Producer<String, GenericRecord> producer =
    new KafkaProducer<String, GenericRecord>(props);

🔹 Creates a Kafka producer instance.

  • Key type: String
  • Value type: GenericRecord (an Avro object that follows a schema but is built dynamically).

🧠 Parse the schema string into an Avro Schema object🔗

Schema.Parser parser = new Schema.Parser();
Schema schema = parser.parse(schemaString);

🔹 The Avro library’s Schema.Parser reads the JSON string and turns it into a Schema object. 🔹 This object describes the structure of each message we’ll send.


🏗️ Produce messages in a loop🔗

for (int nCustomers = 0; nCustomers < customers; nCustomers++) {
    String name = "exampleCustomer" + nCustomers;
    String email = "example" + nCustomers + "@example.com";

🔹 Generates sample data for multiple customers. Each message will have a unique name and email.


🧩 Create a GenericRecord (Avro record instance)🔗

GenericRecord customer = new GenericData.Record(schema);
customer.put("id", nCustomers);
customer.put("name", name);
customer.put("email", email);

🔹 GenericData.Record(schema) creates a new Avro record using the parsed schema. 🔹 Each field’s value is added with put(fieldName, value).

This is how you create an Avro object without generating a Java class.

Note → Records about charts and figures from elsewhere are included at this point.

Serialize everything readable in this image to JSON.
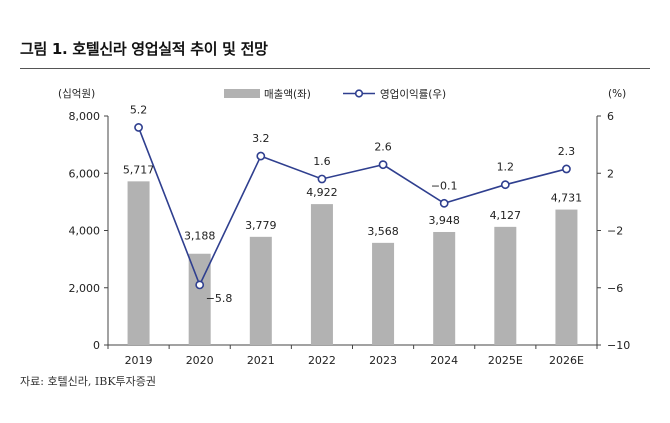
{
  "figure": {
    "title": "그림 1. 호텔신라 영업실적 추이 및 전망",
    "source": "자료: 호텔신라, IBK투자증권"
  },
  "chart_data": {
    "type": "bar+line",
    "categories": [
      "2019",
      "2020",
      "2021",
      "2022",
      "2023",
      "2024",
      "2025E",
      "2026E"
    ],
    "series": [
      {
        "name": "매출액(좌)",
        "type": "bar",
        "axis": "left",
        "values": [
          5717,
          3188,
          3779,
          4922,
          3568,
          3948,
          4127,
          4731
        ],
        "labels": [
          "5,717",
          "3,188",
          "3,779",
          "4,922",
          "3,568",
          "3,948",
          "4,127",
          "4,731"
        ],
        "color": "#b2b2b2"
      },
      {
        "name": "영업이익률(우)",
        "type": "line",
        "axis": "right",
        "values": [
          5.2,
          -5.8,
          3.2,
          1.6,
          2.6,
          -0.1,
          1.2,
          2.3
        ],
        "labels": [
          "5.2",
          "−5.8",
          "3.2",
          "1.6",
          "2.6",
          "−0.1",
          "1.2",
          "2.3"
        ],
        "color": "#2f3f8f"
      }
    ],
    "y_left": {
      "unit": "(십억원)",
      "range": [
        0,
        8000
      ],
      "ticks": [
        0,
        2000,
        4000,
        6000,
        8000
      ],
      "tick_labels": [
        "0",
        "2,000",
        "4,000",
        "6,000",
        "8,000"
      ]
    },
    "y_right": {
      "unit": "(%)",
      "range": [
        -10,
        6
      ],
      "ticks": [
        -10,
        -6,
        -2,
        2,
        6
      ],
      "tick_labels": [
        "−10",
        "−6",
        "−2",
        "2",
        "6"
      ]
    },
    "legend_position": "top-center",
    "grid": false
  }
}
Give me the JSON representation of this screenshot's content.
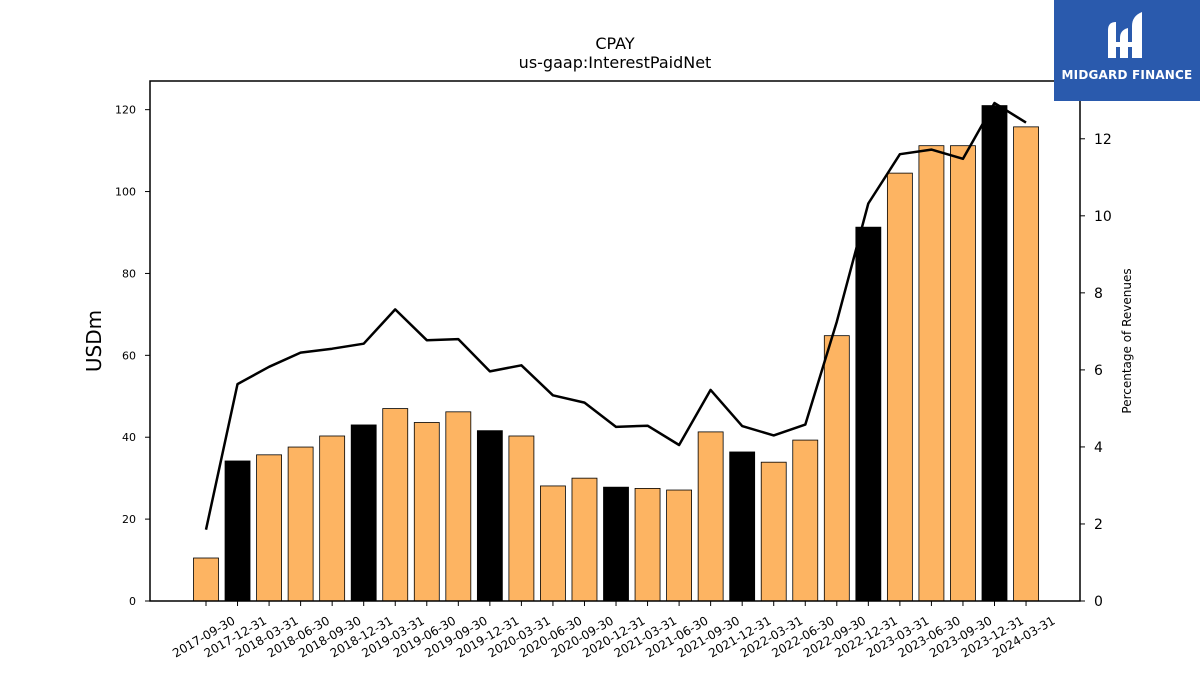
{
  "chart_data": {
    "type": "bar",
    "title": "CPAY",
    "subtitle": "us-gaap:InterestPaidNet",
    "ylabel": "USDm",
    "y2label": "Percentage of Revenues",
    "ylim": [
      0,
      127
    ],
    "y2lim": [
      0,
      13.5
    ],
    "yticks": [
      0,
      20,
      40,
      60,
      80,
      100,
      120
    ],
    "y2ticks": [
      0,
      2,
      4,
      6,
      8,
      10,
      12
    ],
    "categories": [
      "2017-09-30",
      "2017-12-31",
      "2018-03-31",
      "2018-06-30",
      "2018-09-30",
      "2018-12-31",
      "2019-03-31",
      "2019-06-30",
      "2019-09-30",
      "2019-12-31",
      "2020-03-31",
      "2020-06-30",
      "2020-09-30",
      "2020-12-31",
      "2021-03-31",
      "2021-06-30",
      "2021-09-30",
      "2021-12-31",
      "2022-03-31",
      "2022-06-30",
      "2022-09-30",
      "2022-12-31",
      "2023-03-31",
      "2023-06-30",
      "2023-09-30",
      "2023-12-31",
      "2024-03-31"
    ],
    "series": [
      {
        "values": [
          10.5,
          34.2,
          35.7,
          37.6,
          40.3,
          43.0,
          47.0,
          43.6,
          46.2,
          41.6,
          40.3,
          28.1,
          30.0,
          27.8,
          27.5,
          27.1,
          41.3,
          36.4,
          33.9,
          39.3,
          64.8,
          91.3,
          104.5,
          111.2,
          111.2,
          121.0,
          115.8
        ],
        "bar_colors": [
          "#fdb462",
          "#000000",
          "#fdb462",
          "#fdb462",
          "#fdb462",
          "#000000",
          "#fdb462",
          "#fdb462",
          "#fdb462",
          "#000000",
          "#fdb462",
          "#fdb462",
          "#fdb462",
          "#000000",
          "#fdb462",
          "#fdb462",
          "#fdb462",
          "#000000",
          "#fdb462",
          "#fdb462",
          "#fdb462",
          "#000000",
          "#fdb462",
          "#fdb462",
          "#fdb462",
          "#000000",
          "#fdb462"
        ]
      },
      {
        "axis": "right",
        "type": "line",
        "color": "#000000",
        "values": [
          1.85,
          5.63,
          6.08,
          6.45,
          6.55,
          6.68,
          7.57,
          6.77,
          6.8,
          5.96,
          6.12,
          5.34,
          5.15,
          4.52,
          4.55,
          4.05,
          5.48,
          4.54,
          4.3,
          4.58,
          7.25,
          10.32,
          11.6,
          11.72,
          11.48,
          12.93,
          12.42
        ]
      }
    ],
    "grid": false,
    "legend": "none"
  },
  "logo": {
    "text": "MIDGARD FINANCE",
    "background": "#2a5aad"
  }
}
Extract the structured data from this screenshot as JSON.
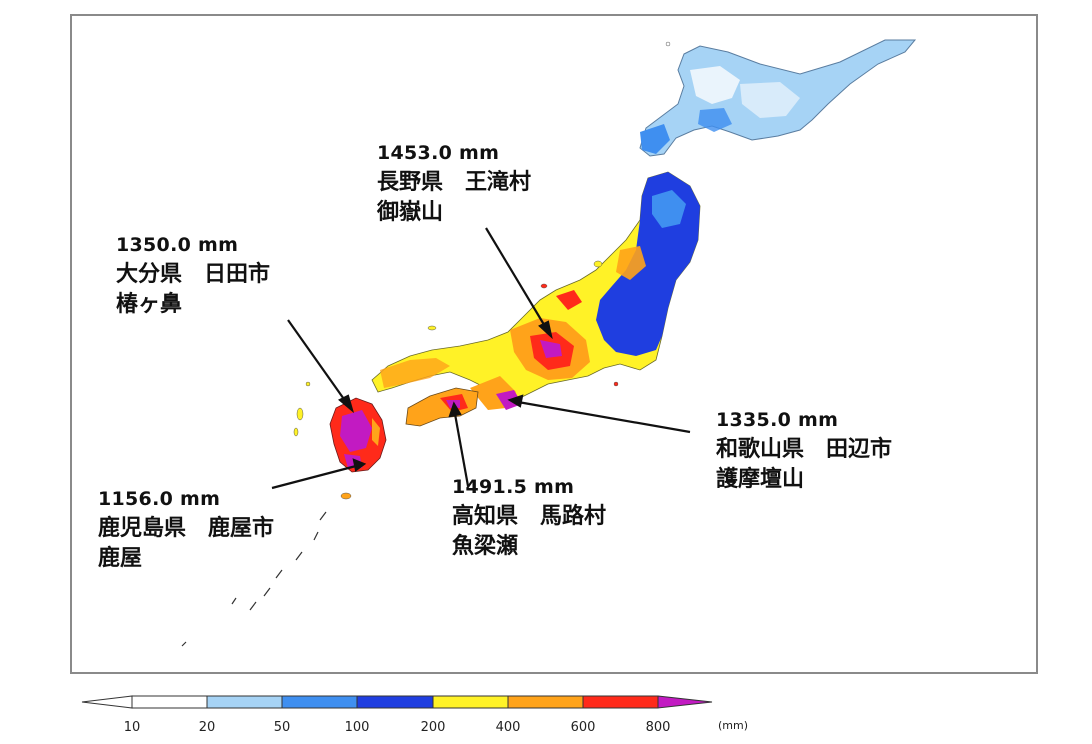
{
  "annotations": [
    {
      "id": "oita",
      "amount": "1350.0 mm",
      "line1": "大分県　日田市",
      "line2": "椿ヶ鼻"
    },
    {
      "id": "nagano",
      "amount": "1453.0 mm",
      "line1": "長野県　王滝村",
      "line2": "御嶽山"
    },
    {
      "id": "kochi",
      "amount": "1491.5 mm",
      "line1": "高知県　馬路村",
      "line2": "魚梁瀬"
    },
    {
      "id": "wakayama",
      "amount": "1335.0 mm",
      "line1": "和歌山県　田辺市",
      "line2": "護摩壇山"
    },
    {
      "id": "kagoshima",
      "amount": "1156.0 mm",
      "line1": "鹿児島県　鹿屋市",
      "line2": "鹿屋"
    }
  ],
  "legend": {
    "ticks": [
      "10",
      "20",
      "50",
      "100",
      "200",
      "400",
      "600",
      "800"
    ],
    "unit": "(mm)",
    "colors": [
      "#ffffff",
      "#a6d3f5",
      "#3f8ff0",
      "#1f3ee0",
      "#fff227",
      "#ffa31a",
      "#ff2a1a",
      "#c21ac2"
    ]
  }
}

📨 Create and send the Kafka message🔗

ProducerRecord<String, GenericRecord> data =
    new ProducerRecord<>("customerContacts", name, customer);
producer.send(data);

🔹 ProducerRecord defines the Kafka message:

  • Topic: customerContacts
  • Key: the customer’s name (used for partitioning)
  • Value: the Avro GenericRecord

🔹 producer.send(data) asynchronously sends it to Kafka. The serializer:

  1. Registers or retrieves the Avro schema from the Schema Registry.
  2. Encodes the record into binary Avro format.
  3. Sends the data to Kafka brokers.

⚙️ 3️⃣ What’s the Key Difference vs. Previous Example🔗

Concept Previous Example (Customer class) This Example (GenericRecord)
Schema Handling Schema compiled ahead of time (code generation) Schema defined at runtime (JSON string)
Object Type SpecificRecord (Customer.java) GenericRecord
Code Generation Required (via avro-tools or Maven plugin) Not required
Flexibility Fixed schema, better performance Dynamic schema, more flexible
Serializer Used KafkaAvroSerializer KafkaAvroSerializer (same)

So both use the same serializer and Schema Registry, but one uses generated Avro classes, while this one uses runtime schema parsing with GenericRecord.


🧩 4️⃣ Summary of What Happens Internally🔗

  1. Schema is parsed from JSON → Avro Schema object.
  2. GenericRecord is created based on that schema and filled with values.
  3. KafkaAvroSerializer:

  4. Registers the schema in Schema Registry (if new).

  5. Gets a schema ID.
  6. Serializes the record as [Magic Byte][Schema ID][Binary Avro Data].
  7. Kafka producer sends the message to the customerContacts topic.

Consumers with access to the same Schema Registry can then deserialize this data automatically back into Avro or POJO form.


🧠 In Short🔗

This code shows how to produce Avro messages to Kafka without generating Java classes. It defines an Avro schema at runtime, creates GenericRecord objects that follow it, and sends them through Kafka using the Confluent Avro serializer and Schema Registry.